Different Types of Debt: Which Should I Pay Off First?

By Stacy Francis, CFP®, CDFA

At a recent get-together at my parents house, one of their friends was excited to tell me his company had given him a substantial bonus – one that far exceeded his expectations. Thrilled to have a financial expert at the party, he asked whether I thought he should invest the money, or use it to pay down debt.

This is a brilliant question, and one that is fairly simple to answer. It depends on the cost of your debt, as well as the return on the investment you are considering. Some types of debt, like credit card debt, are expensive, so if you have them you should definitely use the money to pay them off. I know it sounds boring, but you will be happy later, when financing charges stop eating half your paycheck.

Other types of debt, such as student loans and mortgages, tend to have fairly reasonable rates and long payback times. Hence, you may be better off investing the money than paying them off. Say, for instance, that you pay 6% interest on your mortgage, and the yield from the investment you would like to try is 8%. In this case, depending on what kind of risk comes with the potential investment, you may be able to walk away with an extra 2% per year if you invest the money rather than dumping it into your home.

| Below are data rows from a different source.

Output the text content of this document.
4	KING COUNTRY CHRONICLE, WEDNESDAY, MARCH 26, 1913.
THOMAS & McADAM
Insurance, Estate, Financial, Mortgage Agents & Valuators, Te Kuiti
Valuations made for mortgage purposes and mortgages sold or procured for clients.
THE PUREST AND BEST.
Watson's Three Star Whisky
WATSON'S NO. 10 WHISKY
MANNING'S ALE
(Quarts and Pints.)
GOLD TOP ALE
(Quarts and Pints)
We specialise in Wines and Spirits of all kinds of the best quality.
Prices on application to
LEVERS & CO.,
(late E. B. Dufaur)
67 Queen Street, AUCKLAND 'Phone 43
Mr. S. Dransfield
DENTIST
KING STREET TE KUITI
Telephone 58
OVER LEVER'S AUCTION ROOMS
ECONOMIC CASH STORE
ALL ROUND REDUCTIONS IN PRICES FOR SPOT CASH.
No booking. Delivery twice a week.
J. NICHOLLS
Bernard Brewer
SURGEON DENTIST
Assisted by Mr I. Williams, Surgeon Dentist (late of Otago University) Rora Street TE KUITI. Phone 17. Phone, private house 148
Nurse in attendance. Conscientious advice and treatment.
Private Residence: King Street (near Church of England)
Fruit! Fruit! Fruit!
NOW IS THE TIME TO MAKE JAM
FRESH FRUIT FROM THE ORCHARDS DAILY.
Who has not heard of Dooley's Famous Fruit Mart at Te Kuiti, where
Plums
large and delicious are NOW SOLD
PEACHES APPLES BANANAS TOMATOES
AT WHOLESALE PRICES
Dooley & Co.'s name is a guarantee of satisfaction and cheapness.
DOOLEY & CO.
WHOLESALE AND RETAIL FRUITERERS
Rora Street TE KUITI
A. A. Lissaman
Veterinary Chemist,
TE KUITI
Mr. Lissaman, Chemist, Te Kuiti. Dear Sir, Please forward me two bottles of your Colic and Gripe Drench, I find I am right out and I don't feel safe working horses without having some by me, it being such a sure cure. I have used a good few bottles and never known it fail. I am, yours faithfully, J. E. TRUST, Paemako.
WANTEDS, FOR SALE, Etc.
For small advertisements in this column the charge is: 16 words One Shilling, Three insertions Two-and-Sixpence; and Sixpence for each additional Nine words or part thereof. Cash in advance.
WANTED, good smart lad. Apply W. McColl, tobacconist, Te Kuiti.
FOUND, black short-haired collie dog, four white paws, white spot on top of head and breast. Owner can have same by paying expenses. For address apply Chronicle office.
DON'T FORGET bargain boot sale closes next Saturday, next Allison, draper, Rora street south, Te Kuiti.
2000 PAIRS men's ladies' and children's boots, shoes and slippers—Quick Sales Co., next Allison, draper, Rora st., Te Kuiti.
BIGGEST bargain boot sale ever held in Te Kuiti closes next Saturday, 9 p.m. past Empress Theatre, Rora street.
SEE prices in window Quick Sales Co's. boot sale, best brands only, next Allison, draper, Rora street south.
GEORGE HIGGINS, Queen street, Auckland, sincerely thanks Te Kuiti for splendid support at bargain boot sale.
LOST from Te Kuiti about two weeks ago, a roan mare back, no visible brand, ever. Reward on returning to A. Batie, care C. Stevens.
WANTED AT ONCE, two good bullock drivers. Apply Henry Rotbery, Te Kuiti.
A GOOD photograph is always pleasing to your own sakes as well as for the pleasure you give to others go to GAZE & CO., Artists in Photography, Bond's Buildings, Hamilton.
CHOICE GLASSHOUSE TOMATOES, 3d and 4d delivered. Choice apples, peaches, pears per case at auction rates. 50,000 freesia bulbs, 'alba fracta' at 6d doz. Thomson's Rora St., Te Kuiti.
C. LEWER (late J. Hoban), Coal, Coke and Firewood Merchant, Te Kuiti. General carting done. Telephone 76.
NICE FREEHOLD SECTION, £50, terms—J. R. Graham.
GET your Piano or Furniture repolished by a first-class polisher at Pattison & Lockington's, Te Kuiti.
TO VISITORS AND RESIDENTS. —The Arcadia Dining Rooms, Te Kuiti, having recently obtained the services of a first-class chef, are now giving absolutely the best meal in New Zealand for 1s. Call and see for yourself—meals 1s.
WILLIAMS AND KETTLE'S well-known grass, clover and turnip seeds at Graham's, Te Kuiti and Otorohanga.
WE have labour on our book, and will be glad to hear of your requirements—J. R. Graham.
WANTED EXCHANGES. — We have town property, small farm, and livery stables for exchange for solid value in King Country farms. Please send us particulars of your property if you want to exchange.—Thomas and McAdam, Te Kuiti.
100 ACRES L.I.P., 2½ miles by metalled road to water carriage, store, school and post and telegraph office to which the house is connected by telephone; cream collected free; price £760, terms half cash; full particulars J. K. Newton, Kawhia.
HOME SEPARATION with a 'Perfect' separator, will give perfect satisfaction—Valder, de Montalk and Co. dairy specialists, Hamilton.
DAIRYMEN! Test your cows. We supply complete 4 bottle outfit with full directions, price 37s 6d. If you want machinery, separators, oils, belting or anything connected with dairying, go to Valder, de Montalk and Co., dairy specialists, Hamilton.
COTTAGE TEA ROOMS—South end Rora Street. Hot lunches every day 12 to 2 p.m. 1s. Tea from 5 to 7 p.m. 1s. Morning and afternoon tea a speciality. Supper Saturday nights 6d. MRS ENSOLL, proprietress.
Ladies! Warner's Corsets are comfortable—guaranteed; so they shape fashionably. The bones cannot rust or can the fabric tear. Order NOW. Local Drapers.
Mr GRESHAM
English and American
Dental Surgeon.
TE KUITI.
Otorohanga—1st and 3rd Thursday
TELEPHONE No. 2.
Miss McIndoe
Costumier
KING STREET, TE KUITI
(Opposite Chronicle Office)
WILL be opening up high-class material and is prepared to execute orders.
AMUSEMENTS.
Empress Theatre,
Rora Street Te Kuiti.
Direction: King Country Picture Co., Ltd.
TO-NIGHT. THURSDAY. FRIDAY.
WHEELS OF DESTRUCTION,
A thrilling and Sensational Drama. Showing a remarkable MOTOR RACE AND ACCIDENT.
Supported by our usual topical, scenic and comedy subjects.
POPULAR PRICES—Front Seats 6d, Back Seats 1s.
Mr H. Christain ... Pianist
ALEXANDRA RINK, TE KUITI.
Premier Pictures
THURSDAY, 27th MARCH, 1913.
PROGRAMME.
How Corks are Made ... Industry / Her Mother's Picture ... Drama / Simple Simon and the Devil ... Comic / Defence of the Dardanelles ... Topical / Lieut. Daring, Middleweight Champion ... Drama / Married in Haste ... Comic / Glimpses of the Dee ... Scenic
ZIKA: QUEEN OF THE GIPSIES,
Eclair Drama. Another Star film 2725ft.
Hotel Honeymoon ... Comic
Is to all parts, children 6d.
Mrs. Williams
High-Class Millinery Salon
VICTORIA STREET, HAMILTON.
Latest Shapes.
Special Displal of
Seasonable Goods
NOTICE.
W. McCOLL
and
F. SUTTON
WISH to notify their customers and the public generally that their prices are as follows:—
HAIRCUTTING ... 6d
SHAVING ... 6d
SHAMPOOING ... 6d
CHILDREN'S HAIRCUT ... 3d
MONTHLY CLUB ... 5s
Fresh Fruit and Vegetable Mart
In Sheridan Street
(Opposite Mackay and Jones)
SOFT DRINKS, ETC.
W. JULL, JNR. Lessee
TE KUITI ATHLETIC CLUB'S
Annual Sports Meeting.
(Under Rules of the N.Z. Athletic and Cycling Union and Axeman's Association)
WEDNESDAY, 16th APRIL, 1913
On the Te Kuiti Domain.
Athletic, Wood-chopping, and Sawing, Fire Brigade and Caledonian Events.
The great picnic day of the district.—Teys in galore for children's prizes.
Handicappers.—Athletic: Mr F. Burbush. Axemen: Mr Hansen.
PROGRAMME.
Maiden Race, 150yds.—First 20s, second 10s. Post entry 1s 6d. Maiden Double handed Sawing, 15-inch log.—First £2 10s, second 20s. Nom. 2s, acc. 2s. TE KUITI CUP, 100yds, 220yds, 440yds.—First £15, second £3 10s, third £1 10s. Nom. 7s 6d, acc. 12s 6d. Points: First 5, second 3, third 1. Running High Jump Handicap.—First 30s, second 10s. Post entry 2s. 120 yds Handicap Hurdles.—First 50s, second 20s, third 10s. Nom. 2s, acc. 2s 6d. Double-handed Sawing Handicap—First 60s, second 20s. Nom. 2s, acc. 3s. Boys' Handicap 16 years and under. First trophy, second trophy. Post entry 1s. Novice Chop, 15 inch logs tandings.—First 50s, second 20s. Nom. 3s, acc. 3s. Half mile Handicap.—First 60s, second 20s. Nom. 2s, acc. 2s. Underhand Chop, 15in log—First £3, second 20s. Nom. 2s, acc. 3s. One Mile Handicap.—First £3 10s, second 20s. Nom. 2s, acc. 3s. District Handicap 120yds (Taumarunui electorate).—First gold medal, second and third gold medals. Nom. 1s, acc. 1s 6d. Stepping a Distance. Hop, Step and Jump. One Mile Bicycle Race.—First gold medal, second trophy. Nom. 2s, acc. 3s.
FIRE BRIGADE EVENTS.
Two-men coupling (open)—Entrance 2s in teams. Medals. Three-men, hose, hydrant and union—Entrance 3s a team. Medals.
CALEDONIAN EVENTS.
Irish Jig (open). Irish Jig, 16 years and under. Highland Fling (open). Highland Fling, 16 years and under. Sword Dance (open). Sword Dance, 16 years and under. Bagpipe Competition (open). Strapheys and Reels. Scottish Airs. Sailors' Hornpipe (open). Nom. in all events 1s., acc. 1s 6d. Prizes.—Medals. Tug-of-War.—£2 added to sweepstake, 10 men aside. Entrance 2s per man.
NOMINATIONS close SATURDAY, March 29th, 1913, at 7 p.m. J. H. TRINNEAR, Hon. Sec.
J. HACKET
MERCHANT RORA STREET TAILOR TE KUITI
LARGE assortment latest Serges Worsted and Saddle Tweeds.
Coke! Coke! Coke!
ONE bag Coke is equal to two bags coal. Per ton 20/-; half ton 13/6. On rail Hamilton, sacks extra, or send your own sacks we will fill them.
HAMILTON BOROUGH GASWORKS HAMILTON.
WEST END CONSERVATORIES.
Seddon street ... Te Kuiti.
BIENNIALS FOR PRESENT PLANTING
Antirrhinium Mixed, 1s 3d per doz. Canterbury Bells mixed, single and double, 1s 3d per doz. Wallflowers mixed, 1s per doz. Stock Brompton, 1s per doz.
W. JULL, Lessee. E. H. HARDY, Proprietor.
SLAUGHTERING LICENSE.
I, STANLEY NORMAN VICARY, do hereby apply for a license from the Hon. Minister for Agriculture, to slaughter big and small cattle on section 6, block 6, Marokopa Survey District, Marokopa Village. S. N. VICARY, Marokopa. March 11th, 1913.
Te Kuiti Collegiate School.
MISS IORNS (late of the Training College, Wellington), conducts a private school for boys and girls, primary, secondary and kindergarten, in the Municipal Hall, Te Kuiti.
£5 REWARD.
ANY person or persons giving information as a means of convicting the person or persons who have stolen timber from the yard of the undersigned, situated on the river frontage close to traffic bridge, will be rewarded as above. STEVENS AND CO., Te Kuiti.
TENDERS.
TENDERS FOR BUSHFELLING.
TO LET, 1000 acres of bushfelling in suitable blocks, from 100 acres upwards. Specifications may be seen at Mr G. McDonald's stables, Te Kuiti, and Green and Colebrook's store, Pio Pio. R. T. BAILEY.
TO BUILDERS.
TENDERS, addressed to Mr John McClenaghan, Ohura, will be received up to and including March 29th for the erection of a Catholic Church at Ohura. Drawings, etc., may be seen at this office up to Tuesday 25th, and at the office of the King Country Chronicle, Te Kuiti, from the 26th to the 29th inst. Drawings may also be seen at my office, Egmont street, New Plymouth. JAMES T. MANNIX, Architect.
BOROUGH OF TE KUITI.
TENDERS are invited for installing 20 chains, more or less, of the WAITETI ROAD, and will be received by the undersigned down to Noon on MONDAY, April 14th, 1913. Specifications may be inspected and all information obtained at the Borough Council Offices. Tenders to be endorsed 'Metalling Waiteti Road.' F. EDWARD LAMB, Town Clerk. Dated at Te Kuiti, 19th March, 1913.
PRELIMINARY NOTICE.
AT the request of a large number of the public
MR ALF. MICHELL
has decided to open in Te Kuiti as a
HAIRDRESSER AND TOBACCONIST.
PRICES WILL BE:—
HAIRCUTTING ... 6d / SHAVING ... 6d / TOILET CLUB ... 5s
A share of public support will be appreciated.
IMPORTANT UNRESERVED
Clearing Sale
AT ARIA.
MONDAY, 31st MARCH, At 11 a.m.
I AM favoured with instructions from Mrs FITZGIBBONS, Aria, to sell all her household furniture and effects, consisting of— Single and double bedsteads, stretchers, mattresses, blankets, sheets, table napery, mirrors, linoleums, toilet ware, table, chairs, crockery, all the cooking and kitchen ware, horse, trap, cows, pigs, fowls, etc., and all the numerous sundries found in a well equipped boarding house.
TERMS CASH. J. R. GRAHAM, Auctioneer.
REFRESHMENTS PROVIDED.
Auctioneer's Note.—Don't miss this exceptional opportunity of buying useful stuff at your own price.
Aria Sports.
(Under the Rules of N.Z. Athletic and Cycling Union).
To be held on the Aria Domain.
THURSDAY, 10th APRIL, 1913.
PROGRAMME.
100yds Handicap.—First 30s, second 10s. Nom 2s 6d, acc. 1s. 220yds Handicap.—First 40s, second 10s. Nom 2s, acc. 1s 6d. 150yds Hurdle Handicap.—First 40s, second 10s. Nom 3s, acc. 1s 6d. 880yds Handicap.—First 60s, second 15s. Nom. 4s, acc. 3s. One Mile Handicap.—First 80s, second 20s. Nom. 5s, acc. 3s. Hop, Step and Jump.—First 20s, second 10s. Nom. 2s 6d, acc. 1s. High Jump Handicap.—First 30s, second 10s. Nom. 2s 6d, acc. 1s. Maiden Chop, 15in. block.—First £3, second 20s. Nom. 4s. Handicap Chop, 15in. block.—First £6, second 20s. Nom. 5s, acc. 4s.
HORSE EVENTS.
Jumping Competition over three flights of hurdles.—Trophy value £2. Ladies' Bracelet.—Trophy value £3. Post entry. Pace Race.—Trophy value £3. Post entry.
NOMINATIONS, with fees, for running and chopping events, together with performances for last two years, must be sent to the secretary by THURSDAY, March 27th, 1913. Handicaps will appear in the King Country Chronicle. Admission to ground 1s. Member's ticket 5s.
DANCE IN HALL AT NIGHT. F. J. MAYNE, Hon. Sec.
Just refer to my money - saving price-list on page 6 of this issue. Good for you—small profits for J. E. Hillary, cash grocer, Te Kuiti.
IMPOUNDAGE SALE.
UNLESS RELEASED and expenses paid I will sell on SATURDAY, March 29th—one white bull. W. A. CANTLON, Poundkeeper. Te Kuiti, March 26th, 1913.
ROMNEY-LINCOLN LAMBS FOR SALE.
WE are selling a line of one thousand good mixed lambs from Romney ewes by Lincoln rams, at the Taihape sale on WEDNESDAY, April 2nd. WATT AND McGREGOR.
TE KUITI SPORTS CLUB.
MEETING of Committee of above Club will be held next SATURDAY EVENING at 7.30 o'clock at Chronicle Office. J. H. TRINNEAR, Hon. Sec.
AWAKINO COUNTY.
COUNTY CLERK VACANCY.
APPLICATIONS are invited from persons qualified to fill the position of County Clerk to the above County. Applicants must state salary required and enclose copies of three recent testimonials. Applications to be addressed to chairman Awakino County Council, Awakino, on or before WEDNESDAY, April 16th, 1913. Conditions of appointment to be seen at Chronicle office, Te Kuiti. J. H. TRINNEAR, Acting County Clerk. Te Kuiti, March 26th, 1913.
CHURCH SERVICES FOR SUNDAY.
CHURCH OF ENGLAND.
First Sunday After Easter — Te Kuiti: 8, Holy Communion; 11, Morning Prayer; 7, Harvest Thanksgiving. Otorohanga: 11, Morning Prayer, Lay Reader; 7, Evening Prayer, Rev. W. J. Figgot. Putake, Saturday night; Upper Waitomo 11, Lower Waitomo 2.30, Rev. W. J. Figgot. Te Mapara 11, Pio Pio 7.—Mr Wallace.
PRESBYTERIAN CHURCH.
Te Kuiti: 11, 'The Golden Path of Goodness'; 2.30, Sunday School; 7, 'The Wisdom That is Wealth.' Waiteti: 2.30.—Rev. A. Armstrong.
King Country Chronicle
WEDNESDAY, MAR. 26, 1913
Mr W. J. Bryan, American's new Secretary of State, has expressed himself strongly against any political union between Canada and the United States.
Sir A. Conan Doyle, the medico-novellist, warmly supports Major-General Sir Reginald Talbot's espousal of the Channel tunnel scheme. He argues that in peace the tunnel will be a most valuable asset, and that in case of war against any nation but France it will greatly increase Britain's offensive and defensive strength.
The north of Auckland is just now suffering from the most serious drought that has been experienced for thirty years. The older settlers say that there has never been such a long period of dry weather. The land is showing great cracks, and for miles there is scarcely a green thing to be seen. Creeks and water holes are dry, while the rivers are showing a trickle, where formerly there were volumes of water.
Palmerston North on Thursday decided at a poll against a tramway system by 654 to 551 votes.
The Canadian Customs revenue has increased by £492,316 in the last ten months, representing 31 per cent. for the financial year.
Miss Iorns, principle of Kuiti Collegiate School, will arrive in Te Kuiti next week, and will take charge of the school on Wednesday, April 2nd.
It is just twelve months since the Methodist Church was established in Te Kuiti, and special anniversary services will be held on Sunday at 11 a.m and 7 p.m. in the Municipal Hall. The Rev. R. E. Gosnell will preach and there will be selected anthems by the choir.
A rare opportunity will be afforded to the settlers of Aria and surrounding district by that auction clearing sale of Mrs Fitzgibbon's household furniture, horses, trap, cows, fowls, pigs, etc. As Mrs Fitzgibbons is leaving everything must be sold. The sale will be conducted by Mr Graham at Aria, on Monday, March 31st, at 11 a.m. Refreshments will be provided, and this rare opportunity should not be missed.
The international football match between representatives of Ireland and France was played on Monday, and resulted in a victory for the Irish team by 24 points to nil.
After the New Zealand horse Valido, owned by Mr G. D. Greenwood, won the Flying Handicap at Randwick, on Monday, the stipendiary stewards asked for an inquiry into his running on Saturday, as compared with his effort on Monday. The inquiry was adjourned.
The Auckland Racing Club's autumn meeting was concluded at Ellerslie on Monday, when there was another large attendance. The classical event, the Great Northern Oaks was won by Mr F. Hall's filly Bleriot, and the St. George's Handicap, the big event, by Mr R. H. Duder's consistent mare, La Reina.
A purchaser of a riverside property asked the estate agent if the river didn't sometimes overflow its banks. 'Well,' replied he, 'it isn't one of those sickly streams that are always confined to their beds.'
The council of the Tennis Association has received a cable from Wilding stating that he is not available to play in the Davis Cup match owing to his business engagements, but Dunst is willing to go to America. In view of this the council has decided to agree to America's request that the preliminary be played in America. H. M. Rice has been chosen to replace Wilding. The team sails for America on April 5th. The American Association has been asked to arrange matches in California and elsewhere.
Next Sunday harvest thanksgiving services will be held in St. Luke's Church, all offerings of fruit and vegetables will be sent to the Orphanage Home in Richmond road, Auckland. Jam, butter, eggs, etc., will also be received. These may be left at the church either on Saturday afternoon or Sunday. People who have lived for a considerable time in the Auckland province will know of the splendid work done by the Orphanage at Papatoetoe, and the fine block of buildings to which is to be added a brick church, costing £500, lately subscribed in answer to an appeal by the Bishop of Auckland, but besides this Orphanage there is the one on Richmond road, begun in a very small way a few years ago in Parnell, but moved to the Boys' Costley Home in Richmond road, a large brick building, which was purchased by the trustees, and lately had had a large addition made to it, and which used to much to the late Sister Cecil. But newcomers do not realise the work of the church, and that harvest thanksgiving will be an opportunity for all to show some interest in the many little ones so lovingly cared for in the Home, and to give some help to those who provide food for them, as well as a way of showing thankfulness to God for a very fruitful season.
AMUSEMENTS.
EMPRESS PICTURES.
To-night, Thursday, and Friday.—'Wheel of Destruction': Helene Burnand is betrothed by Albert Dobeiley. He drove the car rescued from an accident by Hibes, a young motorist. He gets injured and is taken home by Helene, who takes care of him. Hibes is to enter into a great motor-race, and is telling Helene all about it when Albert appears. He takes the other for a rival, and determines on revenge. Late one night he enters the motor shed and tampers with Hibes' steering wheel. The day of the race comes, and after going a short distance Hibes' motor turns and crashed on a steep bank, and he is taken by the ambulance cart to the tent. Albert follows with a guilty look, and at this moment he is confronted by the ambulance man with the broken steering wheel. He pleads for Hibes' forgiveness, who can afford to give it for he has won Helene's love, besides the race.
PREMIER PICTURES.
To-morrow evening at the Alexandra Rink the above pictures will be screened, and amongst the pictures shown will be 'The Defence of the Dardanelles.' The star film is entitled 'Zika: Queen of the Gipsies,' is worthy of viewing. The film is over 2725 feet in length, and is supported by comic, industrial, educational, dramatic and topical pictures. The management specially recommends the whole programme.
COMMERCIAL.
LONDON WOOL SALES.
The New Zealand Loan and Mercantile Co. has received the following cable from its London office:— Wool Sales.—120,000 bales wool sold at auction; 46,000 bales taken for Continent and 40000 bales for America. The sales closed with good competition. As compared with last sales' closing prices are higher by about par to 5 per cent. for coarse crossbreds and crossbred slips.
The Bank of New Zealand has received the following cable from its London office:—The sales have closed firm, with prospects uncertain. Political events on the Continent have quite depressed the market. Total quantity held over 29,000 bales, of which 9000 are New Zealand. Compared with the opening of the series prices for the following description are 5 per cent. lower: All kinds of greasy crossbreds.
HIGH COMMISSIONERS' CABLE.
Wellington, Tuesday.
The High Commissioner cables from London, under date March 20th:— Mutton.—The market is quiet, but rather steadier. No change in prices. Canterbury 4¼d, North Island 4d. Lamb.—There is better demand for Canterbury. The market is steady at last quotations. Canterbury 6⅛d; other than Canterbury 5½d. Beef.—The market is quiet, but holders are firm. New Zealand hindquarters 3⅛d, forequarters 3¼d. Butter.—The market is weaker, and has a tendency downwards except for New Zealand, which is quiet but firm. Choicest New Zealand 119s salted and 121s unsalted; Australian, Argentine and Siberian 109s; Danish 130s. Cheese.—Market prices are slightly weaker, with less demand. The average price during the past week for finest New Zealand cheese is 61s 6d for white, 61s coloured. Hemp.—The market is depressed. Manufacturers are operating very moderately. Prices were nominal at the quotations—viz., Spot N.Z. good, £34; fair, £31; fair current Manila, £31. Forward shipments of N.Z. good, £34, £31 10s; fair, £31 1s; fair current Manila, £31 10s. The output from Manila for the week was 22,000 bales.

As all the debt my parents’ friend had was a low-interest mortgage, he decided to invest the money – after treating himself to a cruise with his wife. After all, life’s supposed to be lived. As for you, next time you come across a larger-than-expected sum of money, compare rates. The answer to this question is simply mathematical.

Types of Debt, From Worst to Best

My parents’ friend is far from the only one having a hard time keeping different types of debt apart. With this in mind, here’s a list of different types of debt, starting with the kinds you want to lose right away and ending with the types you may actually want to keep.

  1. Credit card debt. Don’t do it, and if you have already done it, pay it back and never do it again. It’s that simple.
  2. Loans against your 401(k). These are nowhere near as bad as credit card debt, but losing them will enhance your financial health significantly.
  3. Auto loans. As long as you can afford your monthly payment without any problems, you can keep this type of debt.
  4. Home equity loans/second mortgages. This loan type should be paid off before you consider losing the categories below.
  5. Student debt. Student loans tend to be pretty favorable – pay them off after the types above, but before you consider making a dent in your mortgage.
  6. Mortgages. Interest rates are generally favorable for mortgages, making it more important to contribute to 401(k) plans and other types of retirement savings accounts than paying off your mortgage.

How Much Debt is Too Much?

Debt is truly a widespread problem these days. So with each of my clients who are trying to regain control of their money, I usually start out by breaking down their finances – income, costs, spending, and debt. In many cases, their debt-to-income ratio comes out higher than the limits most lending institutions use when determining how large a mortgage an individual can carry. According to them, if your debt payments (including mortgage payments) eat up more than 36% of your gross income, you should consider changing your lifestyle. If you do not own a home, of course your debt payments should be much smaller than that. Still, many people are far deeper in debt.

The good news is, by taking an honest look at your finances, drafting a budget, and making changes – some smaller, some bigger – you can turn this around and face a brighter financial future. I see it happen all the time. All you need is determination and a network of people who support you.